It was 2013, and botanist Seana Walsh had a pollen problem. She was working at the National Tropical Botanical Garden on Kaua’i, trying to breed a severely endangered Hawaiian plant. Brighamia insignis is known as the ‘ōlulu in Hawaiian; in English, it’s jokingly called “cabbage on a stick.” But when Walsh tried to collect pollen from the staminal columns of different flowers in the garden, almost nothing came off. The little pollen Walsh did collect turned out to have extremely low viability—similar to low sperm count in animals. For the ‘ōlulu, this meant low odds of the plants successfully reproducing.
The urgency of Walsh’s work came from an alarming fact: Only one ‘ōlulu plant was known to exist in the wild, hanging from its preferred cliffside habitat on Kaua’i’s Nā Pali coast.
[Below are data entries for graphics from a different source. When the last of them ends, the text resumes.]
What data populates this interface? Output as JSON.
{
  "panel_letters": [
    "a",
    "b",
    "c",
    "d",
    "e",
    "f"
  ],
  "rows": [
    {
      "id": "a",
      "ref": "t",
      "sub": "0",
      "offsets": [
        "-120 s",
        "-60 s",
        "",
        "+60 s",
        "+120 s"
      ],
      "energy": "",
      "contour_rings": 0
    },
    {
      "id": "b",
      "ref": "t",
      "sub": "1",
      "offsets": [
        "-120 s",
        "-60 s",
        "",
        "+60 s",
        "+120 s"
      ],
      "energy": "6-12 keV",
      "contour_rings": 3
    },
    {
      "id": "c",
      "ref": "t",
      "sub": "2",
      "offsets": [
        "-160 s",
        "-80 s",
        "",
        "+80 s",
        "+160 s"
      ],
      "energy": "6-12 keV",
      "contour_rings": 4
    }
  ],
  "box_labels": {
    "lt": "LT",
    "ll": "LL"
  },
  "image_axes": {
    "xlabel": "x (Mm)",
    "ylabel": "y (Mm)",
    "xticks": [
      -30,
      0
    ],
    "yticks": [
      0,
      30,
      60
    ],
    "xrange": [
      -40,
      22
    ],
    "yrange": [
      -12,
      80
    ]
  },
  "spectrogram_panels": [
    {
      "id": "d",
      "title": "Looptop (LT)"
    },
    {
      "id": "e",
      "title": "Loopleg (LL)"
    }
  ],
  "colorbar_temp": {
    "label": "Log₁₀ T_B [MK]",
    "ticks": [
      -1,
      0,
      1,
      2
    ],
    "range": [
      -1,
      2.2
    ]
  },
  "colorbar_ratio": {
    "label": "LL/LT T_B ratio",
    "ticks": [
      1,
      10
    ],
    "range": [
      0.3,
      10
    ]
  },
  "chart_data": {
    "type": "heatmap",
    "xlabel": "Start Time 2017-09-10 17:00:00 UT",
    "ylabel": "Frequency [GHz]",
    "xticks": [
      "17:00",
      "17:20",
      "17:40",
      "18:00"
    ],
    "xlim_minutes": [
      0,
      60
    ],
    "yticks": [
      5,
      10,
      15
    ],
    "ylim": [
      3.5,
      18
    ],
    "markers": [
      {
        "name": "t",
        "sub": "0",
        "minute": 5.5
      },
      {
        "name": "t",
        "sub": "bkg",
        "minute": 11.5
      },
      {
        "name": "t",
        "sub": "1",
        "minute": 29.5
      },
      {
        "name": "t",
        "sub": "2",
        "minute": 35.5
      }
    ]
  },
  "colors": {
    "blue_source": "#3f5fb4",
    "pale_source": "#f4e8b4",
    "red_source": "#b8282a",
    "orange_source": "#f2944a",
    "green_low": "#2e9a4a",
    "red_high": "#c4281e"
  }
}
Walsh had never seen that particular individual, but she’d visited other plants in botanical gardens across the Hawaiian Islands. Now, she was studying the plant’s breeding strategy (likely accomplished with help from moths in the wild) and attempting to coax the reproductive process along by hand.
Walsh wasn’t sure what had caused the paltry pollen harvest. Maybe it was the result of environmental differences between the botanical garden and the natural habitat—it might be hotter or drier, for example, or lacking certain nutrients in the soil. Or maybe there was some Hapsburg effect happening: the plants had experienced too much inbreeding.
But what if Walsh could play matchmaker for Brighamia insignis plants with drastically different genes? Botanical gardens and private greenhouses around the world have cultivated thousands of them and other plants, in part to study and preserve species that are rare, or potentially useful. Maybe she could mix and match distinct individuals from the same species, creating a more genetically robust population of plants, and then return those healthy cabbages to the wild.